Le recourant ne conteste pas la constatation du département selon laquelle il perçoit une rente AVS/AI annuelle de 10'896 francs et n'a pas de charges. Il prétend que cette maigre retraite est insuffisante pour lui permettre d'assumer les honoraires de son avocat. Ce grief est infondé. En effet, il résulte des pièces déposées par l'EEPB qu'en sus des rentes de vieillesse, X.________ s'est vu créditer par lui-même en 2016 d'un montant de 3'400 francs et du 1er janvier au 31 octobre 2017 d'un montant de 3'630 francs (relevé du compte CCP de l'EEPB). Force est de constater que ces montants doivent lui permettre d'amortir les frais judiciaires et d'avocat sur une durée d'une année et que c'est avec raison que le département a refusé l'octroi de l'assistance administrative. Pour les mêmes motifs, la requête d'assistance judiciaire pour la procédure devant la Cour de céans est rejetée.

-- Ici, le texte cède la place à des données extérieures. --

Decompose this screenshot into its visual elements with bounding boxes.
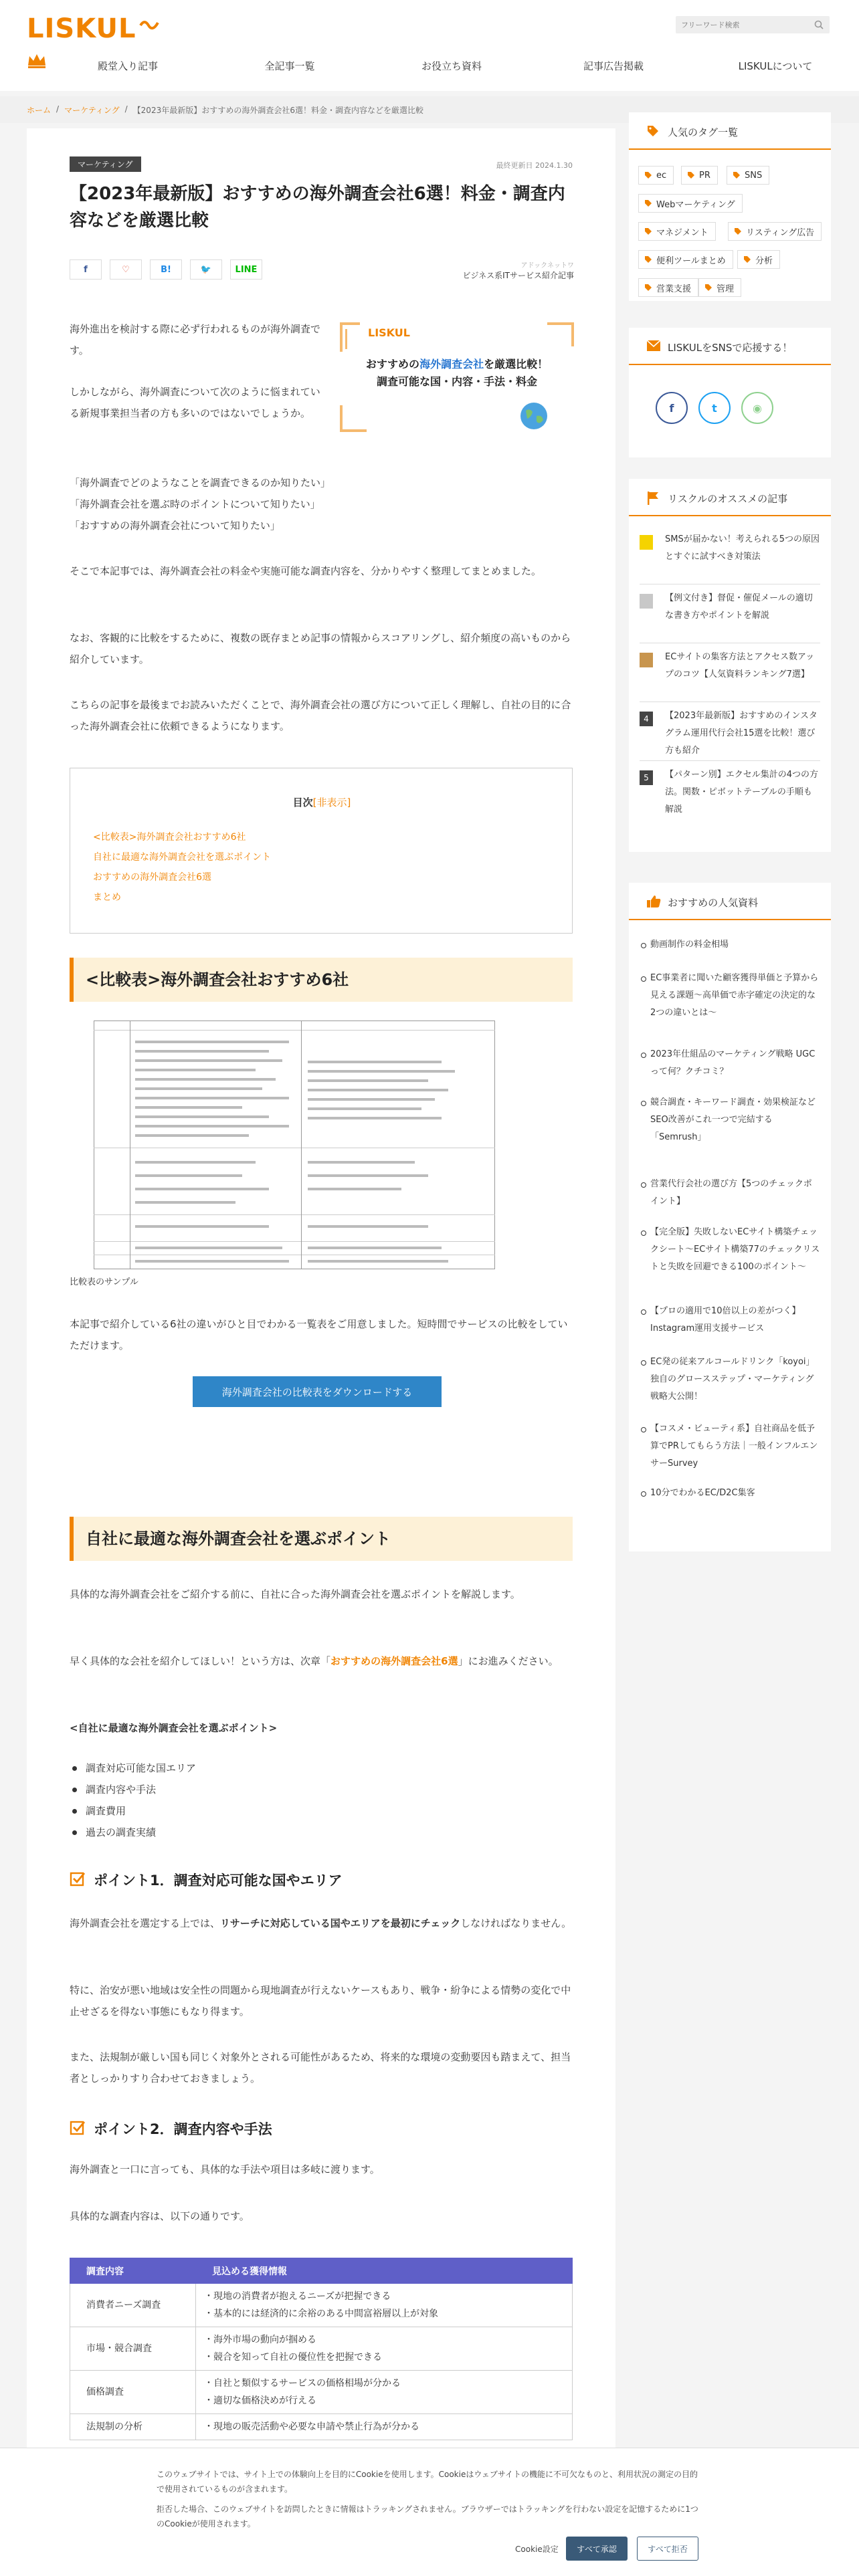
body-paragraph: 具体的な海外調査会社をご紹介する前に、自社に合った海外調査会社を選ぶポイントを解説します。 xyxy=(70,1588,520,1600)
table-header: 見込める獲得情報 xyxy=(196,2258,573,2284)
nav-about[interactable]: LISKULについて xyxy=(738,60,813,72)
logo-swoosh-icon xyxy=(139,17,159,32)
tag-icon xyxy=(644,171,652,179)
popular-resource[interactable]: 競合調査・キーワード調査・効果検証などSEO改善がこれ一つで完結する「Semrush」 xyxy=(640,1094,820,1146)
checkbox-icon xyxy=(70,1871,86,1887)
tag-admin[interactable]: 管理 xyxy=(698,278,741,297)
widget-header: リスクルのオススメの記事 xyxy=(629,479,831,516)
tag-analysis[interactable]: 分析 xyxy=(737,250,780,269)
nav-advertising[interactable]: 記事広告掲載 xyxy=(583,60,644,72)
quote-line: 「海外調査会社を選ぶ時のポイントについて知りたい」 xyxy=(70,498,320,510)
site-header xyxy=(0,0,859,91)
search-input[interactable] xyxy=(681,19,801,30)
table-row xyxy=(70,2284,573,2327)
section-heading: 自社に最適な海外調査会社を選ぶポイント xyxy=(70,1517,573,1561)
body-paragraph: そこで本記事では、海外調査会社の料金や実施可能な調査内容を、分かりやすく整理してまとめました。 xyxy=(70,565,542,577)
comparison-table-sample-image[interactable] xyxy=(94,1021,495,1269)
tag-icon xyxy=(646,124,660,138)
table-row xyxy=(70,2371,573,2414)
body-paragraph: 早く具体的な会社を紹介してほしい！という方は、次章「おすすめの海外調査会社6選」にお進みください。 xyxy=(70,1655,559,1667)
search-box xyxy=(676,16,830,33)
author-info xyxy=(442,259,574,281)
list-item: 過去の調査実績 xyxy=(70,1822,573,1843)
breadcrumb-home[interactable]: ホーム xyxy=(27,106,52,115)
category-badge[interactable]: マーケティング xyxy=(70,156,141,172)
tag-sales-support[interactable]: 営業支援 xyxy=(638,278,698,297)
tag-pr[interactable]: PR xyxy=(681,166,718,185)
breadcrumb-separator: / xyxy=(56,104,60,114)
breadcrumb-current: 【2023年最新版】おすすめの海外調査会社6選！料金・調査内容などを厳選比較 xyxy=(132,106,423,115)
body-paragraph: 本記事で紹介している6社の違いがひと目でわかる一覧表をご用意しました。短時間でサービスの比較をしていただけます。 xyxy=(70,1318,568,1352)
body-paragraph: 海外調査と一口に言っても、具体的な手法や項目は多岐に渡ります。 xyxy=(70,2163,380,2175)
popular-resource[interactable]: EC発の従来アルコールドリンク「koyoi」独自のグロースステップ・マーケティング戦略大公開！ xyxy=(640,1354,820,1406)
table-cell: ・自社と類似するサービスの価格相場が分かる ・適切な価格決めが行える xyxy=(196,2371,573,2414)
cookie-banner xyxy=(0,2448,859,2576)
thumbs-up-icon xyxy=(646,895,661,908)
cookie-settings-link[interactable]: Cookie設定 xyxy=(515,2545,559,2554)
share-buttons xyxy=(70,259,262,280)
table-cell: ・現地の消費者が抱えるニーズが把握できる ・基本的には経済的に余裕のある中間富裕層以上が対象 xyxy=(196,2284,573,2327)
author-name[interactable]: ビジネス系ITサービス紹介記事 xyxy=(462,271,574,280)
table-cell: 消費者ニーズ調査 xyxy=(70,2284,196,2327)
nav-resources[interactable]: お役立ち資料 xyxy=(421,60,482,72)
widget-header: おすすめの人気資料 xyxy=(629,883,831,920)
download-comparison-button[interactable]: 海外調査会社の比較表をダウンロードする xyxy=(193,1376,442,1407)
global-nav xyxy=(47,51,856,80)
site-logo[interactable]: LISKUL xyxy=(27,13,136,44)
quote-line: 「おすすめの海外調査会社について知りたい」 xyxy=(70,520,280,532)
quote-line: 「海外調査でどのようなことを調査できるのか知りたい」 xyxy=(70,477,331,489)
image-caption: 比較表のサンプル xyxy=(70,1277,138,1287)
body-paragraph: 具体的な調査内容は、以下の通りです。 xyxy=(70,2210,250,2222)
body-paragraph: また、法規制が厳しい国も同じく対象外とされる可能性があるため、将来的な環境の変動要因も踏まえて、担当者としっかりすり合わせておきましょう。 xyxy=(70,2051,571,2084)
table-cell: 市場・競合調査 xyxy=(70,2327,196,2371)
points-list xyxy=(70,1757,573,1843)
nav-hall-of-fame[interactable]: 殿堂入り記事 xyxy=(97,60,158,72)
pocket-share-button[interactable]: ♡ xyxy=(110,259,142,280)
tag-icon xyxy=(644,227,652,235)
recommended-article[interactable]: ECサイトの集客方法とアクセス数アップのコツ【人気資料ランキング7選】 xyxy=(640,649,820,702)
tag-icon xyxy=(704,284,712,292)
table-cell: 法規制の分析 xyxy=(70,2414,196,2440)
reject-all-button[interactable]: すべて拒否 xyxy=(637,2537,698,2561)
widget-header: 人気のタグ一覧 xyxy=(629,112,831,150)
checkbox-icon xyxy=(70,2120,86,2136)
section-heading: <比較表>海外調査会社おすすめ6社 xyxy=(70,958,573,1002)
recommended-article[interactable]: 4 【2023年最新版】おすすめのインスタグラム運用代行会社15選を比較！選び方も紹介 xyxy=(640,708,820,761)
body-paragraph: 特に、治安が悪い地域は安全性の問題から現地調査が行えないケースもあり、戦争・紛争による情勢の変化で中止せざるを得ない事態にもなり得ます。 xyxy=(70,1984,571,2018)
hatena-share-button[interactable]: B! xyxy=(150,259,182,280)
nav-all-articles[interactable]: 全記事一覧 xyxy=(264,60,315,72)
body-paragraph: こちらの記事を最後までお読みいただくことで、海外調査会社の選び方について正しく理解し、自社の目的に合った海外調査会社に依頼できるようになります。 xyxy=(70,699,571,732)
facebook-icon[interactable]: f xyxy=(656,392,688,424)
popular-resource[interactable]: 営業代行会社の選び方【5つのチェックポイント】 xyxy=(640,1176,820,1210)
crown-icon xyxy=(27,52,47,68)
tag-tools[interactable]: 便利ツールまとめ xyxy=(638,250,733,269)
toc-toggle[interactable]: [非表示] xyxy=(312,796,351,809)
popular-resource[interactable]: 10分でわかるEC/D2C集客 xyxy=(640,1485,820,1502)
widget-header: LISKULをSNSで応援する！ xyxy=(629,328,831,365)
tag-icon xyxy=(644,284,652,292)
flag-icon xyxy=(646,491,660,506)
search-icon[interactable] xyxy=(814,19,824,30)
table-cell: 価格調査 xyxy=(70,2371,196,2414)
list-item: 調査対応可能な国エリア xyxy=(70,1757,573,1779)
envelope-icon xyxy=(646,340,661,352)
tag-listing-ads[interactable]: リスティング広告 xyxy=(728,222,822,241)
toc-item[interactable]: おすすめの海外調査会社6選 xyxy=(93,872,212,883)
popular-resource[interactable]: 【コスメ・ビューティ系】自社商品を低予算でPRしてもらう方法｜一般インフルエンサーSurvey xyxy=(640,1420,820,1473)
updated-date: 最終更新日 2024.1.30 xyxy=(496,161,573,170)
tag-icon xyxy=(644,199,652,207)
cookie-text: このウェブサイトでは、サイト上での体験向上を目的にCookieを使用します。Cookieはウェブサイトの機能に不可欠なものと、利用状況の測定の目的で使用されているものが含まれます。 xyxy=(157,2470,698,2494)
popular-resource[interactable]: 【プロの適用で10倍以上の差がつく】Instagram運用支援サービス xyxy=(640,1303,820,1337)
body-paragraph: なお、客観的に比較をするために、複数の既存まとめ記事の情報からスコアリングし、紹介頻度の高いものから紹介しています。 xyxy=(70,632,571,665)
recommended-article[interactable]: SMSが届かない！考えられる5つの原因とすぐに試すべき対策法 xyxy=(640,531,820,584)
sidebar-tags-widget xyxy=(629,112,831,301)
breadcrumb-marketing[interactable]: マーケティング xyxy=(64,106,120,115)
tag-web-marketing[interactable]: Webマーケティング xyxy=(638,194,743,213)
tag-management[interactable]: マネジメント xyxy=(638,222,716,241)
sidebar-popular-widget xyxy=(629,883,831,1551)
line-share-button[interactable]: LINE xyxy=(230,259,262,280)
body-paragraph: 海外調査会社を選定する上では、リサーチに対応している国やエリアを最初にチェックしなければなりません。 xyxy=(70,1917,572,1929)
table-header: 調査内容 xyxy=(70,2258,196,2284)
toc-item[interactable]: <比較表>海外調査会社おすすめ6社 xyxy=(93,832,246,843)
list-item: 調査内容や手法 xyxy=(70,1779,573,1800)
popular-resource[interactable]: 動画制作の料金相場 xyxy=(640,936,820,954)
toc-item[interactable]: 自社に最適な海外調査会社を選ぶポイント xyxy=(93,852,271,863)
rss-icon[interactable]: ◉ xyxy=(741,392,773,424)
subsection-heading: ポイント1．調査対応可能な国やエリア xyxy=(70,1866,573,1893)
facebook-share-button[interactable]: f xyxy=(70,259,102,280)
hero-logo: LISKUL xyxy=(368,326,410,339)
next-chapter-link[interactable]: おすすめの海外調査会社6選 xyxy=(330,1655,458,1667)
globe-icon xyxy=(519,401,549,431)
tag-icon xyxy=(687,171,695,179)
table-row xyxy=(70,2414,573,2440)
twitter-share-button[interactable]: 🐦 xyxy=(190,259,222,280)
research-content-table xyxy=(70,2258,573,2440)
article xyxy=(27,128,615,2576)
twitter-icon[interactable]: t xyxy=(698,392,731,424)
table-cell: ・現地の販売活動や必要な申請や禁止行為が分かる xyxy=(196,2414,573,2440)
popular-resource[interactable]: EC事業者に聞いた顧客獲得単価と予算から見える課題〜高単価で赤字確定の決定的な2つの違いとは〜 xyxy=(640,970,820,1022)
table-of-contents xyxy=(70,768,573,934)
popular-resource[interactable]: 2023年仕組品のマーケティング戦略 UGCって何？クチコミ？ xyxy=(640,1046,820,1081)
hero-title: おすすめの海外調査会社を厳選比較！ xyxy=(365,358,549,370)
toc-title: 目次[非表示] xyxy=(292,796,351,809)
points-heading: <自社に最適な海外調査会社を選ぶポイント> xyxy=(70,1722,278,1734)
popular-resource[interactable]: 【完全版】失敗しないECサイト構築チェックシート〜ECサイト構築77のチェックリストと失敗を回避できる100のポイント〜 xyxy=(640,1224,820,1276)
toc-item[interactable]: まとめ xyxy=(93,892,121,903)
intro-paragraph: しかしながら、海外調査について次のように悩まれている新規事業担当者の方も多いのではないでしょうか。 xyxy=(70,386,320,419)
recommended-article[interactable]: 5 【パターン別】エクセル集計の4つの方法。関数・ピボットテーブルの手順も解説 xyxy=(640,766,820,820)
hero-subtitle: 調査可能な国・内容・手法・料金 xyxy=(376,375,537,388)
tag-icon xyxy=(644,255,652,263)
sidebar-sns-widget xyxy=(629,328,831,457)
tag-sns[interactable]: SNS xyxy=(727,166,769,185)
tag-icon xyxy=(734,227,742,235)
recommended-article[interactable]: 【例文付き】督促・催促メールの適切な書き方やポイントを解説 xyxy=(640,590,820,643)
tag-icon xyxy=(733,171,741,179)
table-cell: ・海外市場の動向が掴める ・競合を知って自社の優位性を把握できる xyxy=(196,2327,573,2371)
accept-all-button[interactable]: すべて承認 xyxy=(566,2537,628,2561)
article-title: 【2023年最新版】おすすめの海外調査会社6選！料金・調査内容などを厳選比較 xyxy=(70,184,565,231)
breadcrumb-separator: / xyxy=(124,104,128,114)
table-header-row xyxy=(70,2258,573,2284)
table-row xyxy=(70,2327,573,2371)
tag-icon xyxy=(743,255,751,263)
cookie-text: 拒否した場合、このウェブサイトを訪問したときに情報はトラッキングされません。ブラウザーではトラッキングを行わない設定を記憶するために1つのCookieが使用されます。 xyxy=(157,2504,698,2529)
sidebar-recommended-widget xyxy=(629,479,831,852)
subsection-heading: ポイント2．調査内容や手法 xyxy=(70,2115,573,2141)
intro-paragraph: 海外進出を検討する際に必ず行われるものが海外調査です。 xyxy=(70,323,321,356)
author-label: アドックネットワ xyxy=(520,262,574,270)
tag-ec[interactable]: ec xyxy=(638,166,674,185)
list-item: 調査費用 xyxy=(70,1800,573,1822)
hero-image xyxy=(340,322,574,432)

5.                            Il résulte de ce qui précède que le recours doit être rejeté et les frais mis à charge du recourant (art. 47 al. 1 LPJA). Ce dernier ne peut prétendre à des dépens (art. 48 al. 1 a contrario LPJA) et la requête d'assistance judiciaire est refusée.

Par ces motifs, la Cour de droit public

1.    Rejette le recours.

2.    Met à la charge du recourant les frais de la procédure par 880 francs.

3.    N'alloue pas de dépens.

4.    Refuse la requête d'assistance judiciaire.

Neuchâtel, le 25 janvier 2018

Art. 83 CP

Rémunération

1 Le détenu reçoit pour son travail une rémunération en rapport avec ses prestations et adaptée aux circonstances.

2 Pendant l'exécution de la peine, le détenu ne peut disposer librement que d'une partie de sa rémunération. L'autre partie constitue un fonds de réserve dont il disposera à sa libération. La rémunération ne peut être ni saisie, ni séquestrée, ni tomber dans une masse en faillite. Sa cession ou son nantissement sont nuls.

3 Le détenu reçoit une indemnité équitable lorsqu'il participe à des cours de formation et de formation continue que le plan d'exécution prévoit à la place d'un travail.